Alguns falam que não adianta ganhar brinquedo se as crianças estão com fome. Então, a gente dá um tratamento especial e enviamos essas cartas para adoção pelos empregados dos correios e por parceiros
O estudante Manuel Richard, de 12 anos, pede ao Papai Noel a ferramenta necessária para as atividades da escola, porque a tela do computador está danificada. "Eu também uso para desenhar, pois sou desenhista e gostaria que me ajudassem com essa tela" destaca.
“É um programa de responsabilidade social dos Correios, mas nós contamos com a participação efetiva da sociedade na adoção de cartas e com algumas empresas parceiras, que são padrinhos corporativos”, destaca Ricardo de Souza.
Representantes da iniciativa privada podem adotar mais de 100 cartas em uma mesma campanha para beneficiar as crianças, principalmente, com bonecas, carrinhos e jogos. “Nós recebemos muito mais pedidos de brinquedos, mais de 85%, mas como o mote da campanha é ‘tire os sonhos do papel’, nós não interferimos nos sonhos da criança”.
Preocupação com alimento
O bilhete do pequeno Jefferson Rodrigues, de 9 anos, não se prolonga ao saudar o destinatário: "Olá, Papai Noel, gostaria de ganhar uma cesta básica”. O pedido acompanha o real desejo de ver a avó, mãe de criação, conseguir o sustento de forma menos sofrida.
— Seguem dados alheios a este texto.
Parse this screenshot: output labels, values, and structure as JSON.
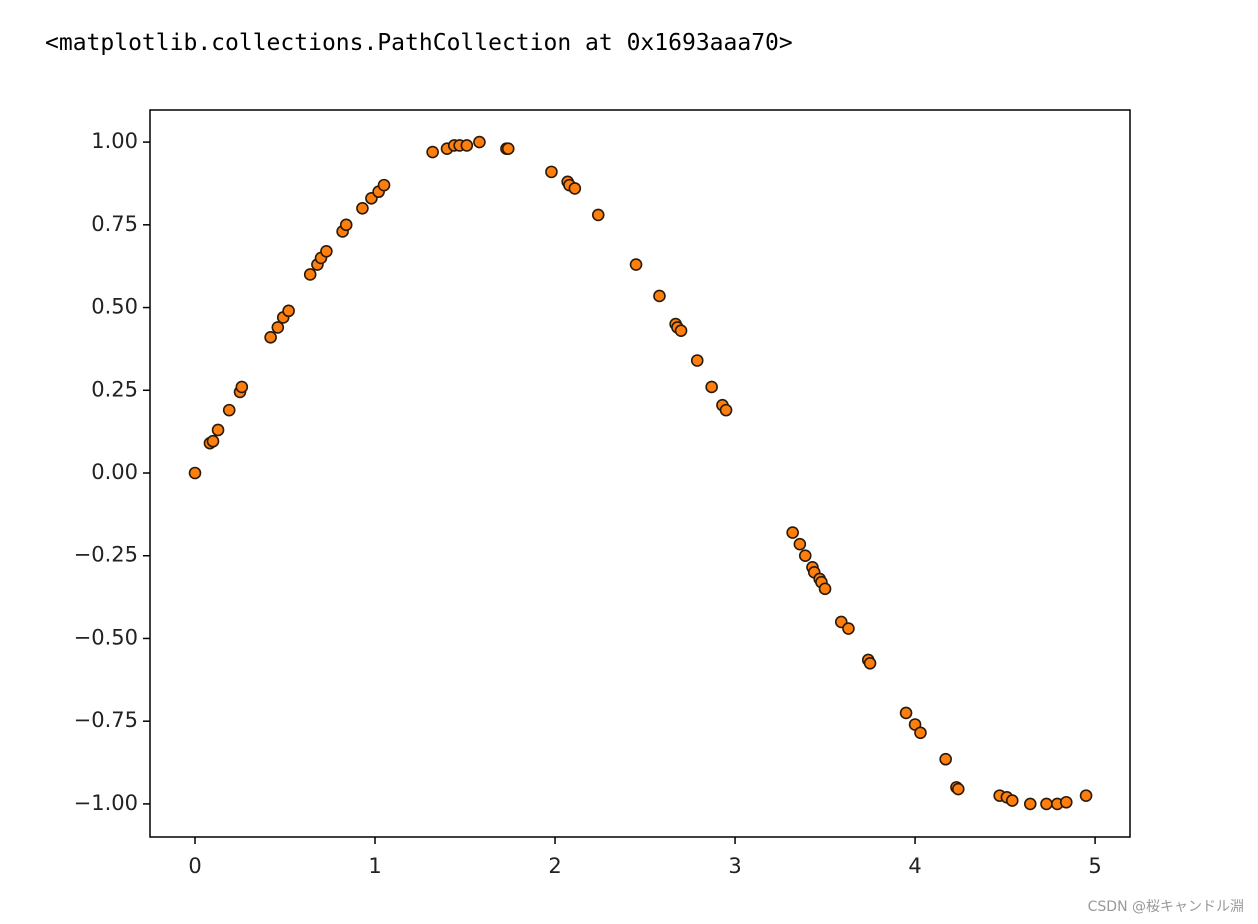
{
  "output_text": "<matplotlib.collections.PathCollection at 0x1693aaa70>",
  "watermark": "CSDN @桜キャンドル淵",
  "chart_data": {
    "type": "scatter",
    "x": [
      0,
      0.083,
      0.1,
      0.128,
      0.19,
      0.25,
      0.26,
      0.42,
      0.46,
      0.49,
      0.52,
      0.64,
      0.68,
      0.7,
      0.73,
      0.82,
      0.84,
      0.93,
      0.98,
      1.02,
      1.05,
      1.32,
      1.4,
      1.44,
      1.47,
      1.51,
      1.58,
      1.73,
      1.74,
      1.98,
      2.07,
      2.08,
      2.11,
      2.24,
      2.45,
      2.58,
      2.67,
      2.68,
      2.7,
      2.79,
      2.87,
      2.93,
      2.95,
      3.32,
      3.36,
      3.39,
      3.43,
      3.44,
      3.47,
      3.48,
      3.5,
      3.59,
      3.63,
      3.74,
      3.75,
      3.95,
      4.0,
      4.03,
      4.17,
      4.23,
      4.24,
      4.47,
      4.51,
      4.54,
      4.64,
      4.73,
      4.79,
      4.84,
      4.95
    ],
    "values": [
      0,
      0.09,
      0.096,
      0.13,
      0.19,
      0.245,
      0.26,
      0.41,
      0.44,
      0.47,
      0.49,
      0.6,
      0.63,
      0.65,
      0.67,
      0.73,
      0.75,
      0.8,
      0.83,
      0.85,
      0.87,
      0.97,
      0.98,
      0.99,
      0.99,
      0.99,
      1.0,
      0.98,
      0.98,
      0.91,
      0.88,
      0.87,
      0.86,
      0.78,
      0.63,
      0.535,
      0.45,
      0.44,
      0.43,
      0.34,
      0.26,
      0.205,
      0.19,
      -0.18,
      -0.215,
      -0.25,
      -0.285,
      -0.3,
      -0.32,
      -0.33,
      -0.35,
      -0.45,
      -0.47,
      -0.565,
      -0.575,
      -0.725,
      -0.76,
      -0.785,
      -0.865,
      -0.95,
      -0.955,
      -0.975,
      -0.98,
      -0.99,
      -1.0,
      -1.0,
      -1.0,
      -0.995,
      -0.975
    ],
    "color": "#ff7f0e",
    "edgecolor": "#2a1a0a",
    "xlim": [
      -0.25,
      5.194
    ],
    "ylim": [
      -1.1,
      1.097
    ],
    "xticks": [
      0,
      1,
      2,
      3,
      4,
      5
    ],
    "yticks": [
      {
        "value": 1,
        "label": "1.00"
      },
      {
        "value": 0.75,
        "label": "0.75"
      },
      {
        "value": 0.5,
        "label": "0.50"
      },
      {
        "value": 0.25,
        "label": "0.25"
      },
      {
        "value": 0,
        "label": "0.00"
      },
      {
        "value": -0.25,
        "label": "−0.25"
      },
      {
        "value": -0.5,
        "label": "−0.50"
      },
      {
        "value": -0.75,
        "label": "−0.75"
      },
      {
        "value": -1,
        "label": "−1.00"
      }
    ]
  }
}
“Minha mãe estava costurando para comprar arroz para nós jantarmos, aí eu decidi escrever essa cartinha para ela não ficar trabalhando muito”, lembra sobre o momento em que ouviu uma conversa na casa onde também mora com o avô.
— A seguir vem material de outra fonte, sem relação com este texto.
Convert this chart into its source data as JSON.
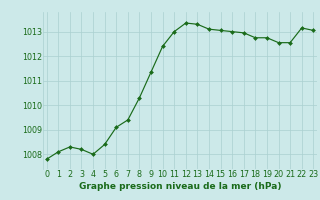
{
  "x": [
    0,
    1,
    2,
    3,
    4,
    5,
    6,
    7,
    8,
    9,
    10,
    11,
    12,
    13,
    14,
    15,
    16,
    17,
    18,
    19,
    20,
    21,
    22,
    23
  ],
  "y": [
    1007.8,
    1008.1,
    1008.3,
    1008.2,
    1008.0,
    1008.4,
    1009.1,
    1009.4,
    1010.3,
    1011.35,
    1012.4,
    1013.0,
    1013.35,
    1013.3,
    1013.1,
    1013.05,
    1013.0,
    1012.95,
    1012.75,
    1012.75,
    1012.55,
    1012.55,
    1013.15,
    1013.05
  ],
  "line_color": "#1a6b1a",
  "marker": "D",
  "marker_size": 2.0,
  "bg_color": "#cce9e9",
  "grid_color": "#aad0d0",
  "xlabel": "Graphe pression niveau de la mer (hPa)",
  "xlabel_color": "#1a6b1a",
  "xlabel_fontsize": 6.5,
  "tick_label_color": "#1a6b1a",
  "tick_fontsize": 5.8,
  "yticks": [
    1008,
    1009,
    1010,
    1011,
    1012,
    1013
  ],
  "xticks": [
    0,
    1,
    2,
    3,
    4,
    5,
    6,
    7,
    8,
    9,
    10,
    11,
    12,
    13,
    14,
    15,
    16,
    17,
    18,
    19,
    20,
    21,
    22,
    23
  ],
  "ylim": [
    1007.4,
    1013.8
  ],
  "xlim": [
    -0.3,
    23.3
  ],
  "linewidth": 0.85
}
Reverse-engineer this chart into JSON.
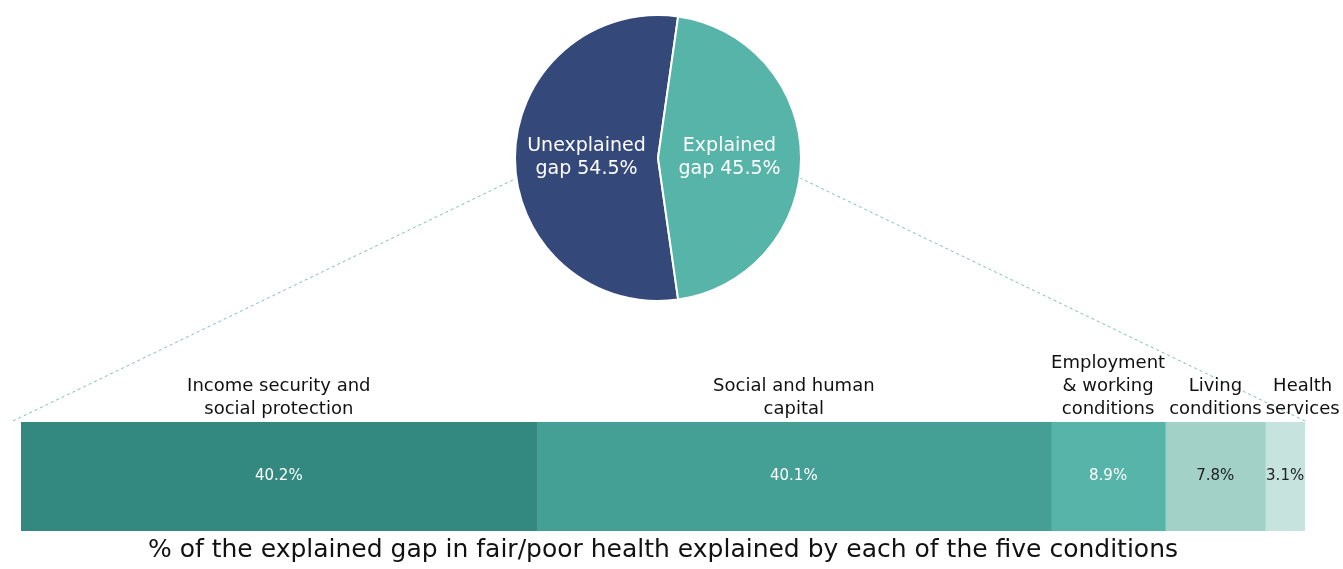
{
  "chart_data": [
    {
      "type": "pie",
      "categories": [
        "Unexplained gap",
        "Explained gap"
      ],
      "values": [
        54.5,
        45.5
      ],
      "colors": [
        "#34487a",
        "#56b4a9"
      ],
      "value_labels": [
        "54.5%",
        "45.5%"
      ],
      "legend": false
    },
    {
      "type": "bar",
      "orientation": "horizontal",
      "stacked": true,
      "categories": [
        null
      ],
      "xlim": [
        0,
        100.1
      ],
      "tick_labels": false,
      "legend": false,
      "xlabel": "% of the explained gap in fair/poor health explained by each of the five conditions",
      "series": [
        {
          "name": "Income security and social protection",
          "color": "#33897f",
          "values": [
            40.2
          ],
          "value_labels": [
            "40.2%"
          ]
        },
        {
          "name": "Social and human capital",
          "color": "#44a095",
          "values": [
            40.1
          ],
          "value_labels": [
            "40.1%"
          ]
        },
        {
          "name": "Employment & working conditions",
          "color": "#56b4a9",
          "values": [
            8.9
          ],
          "value_labels": [
            "8.9%"
          ]
        },
        {
          "name": "Living conditions",
          "color": "#a1d1c7",
          "values": [
            7.8
          ],
          "value_labels": [
            "7.8%"
          ]
        },
        {
          "name": "Health services",
          "color": "#c6e3de",
          "values": [
            3.1
          ],
          "value_labels": [
            "3.1%"
          ]
        }
      ]
    }
  ]
}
Apesar de não ser a primeira vez que o menino participa da campanha, Jefferson também nunca foi presenteado. Se a situação fosse outra, o pedido seria por brinquedo, como confidência. “É muito triste para mim, como a comadre da minha mãe veio (para levar as cartinhas), decidi escrever isso”.
Maria Antônia Rodrigues Silva, de 52 anos, busca o sustento com o ajuste de roupas e o benefício do Bolsa Família. “Eu penso que ele cresça e seja um bom menino, que trabalhe para nos ajudar, porque o sonho dele é esse: ‘mãe, quando eu crescer, vou trabalhar para ajudar a senhora’”.
Como Jefferson, alunos de escolas públicas e crianças atendidas em instituições sociais somaram mais de 6 mil cartinhas recebidas, até o dia 30 de novembro. As inscrições estão encerradas.
Mobilização ampliada
O agente administrativo Francisco José Bezerra Freire, de 69 anos, encerra o expediente e dá espaço ao Papai Noel que recebe as cartas e entrega presentes nos Correios.
“Atualmente eu faço triagem de cartas, são tantas, de crianças que pedem caixas de chocolate, cestas básicas, ‘não quero presente, quero alimento’. São coisas que cortam o coração”, destaca.
A roupa conhecida ganhou uma máscara de proteção e o desejo ampliado por mais padrinhos para atender os pedidos deste ano. “Eu sou muito católico, espero que melhore, que o povo abra mais o coração. Temos que nos amar, sermos mais compreensíveis. Se abrindo para o mundo e para Deus as coisas são mais fáceis”, destaca.
Com o retorno presencial dos funcionários e o cenário de vulnerabilidade social, há uma maior mobilização. “A campanha, por si só, nos traz muita emotividade, é um voluntariado procurado por todos os empregados, porque todo mundo se sente bem em participar da Campanha Papai Noel dos Correios”, conclui Ricardo de Souza.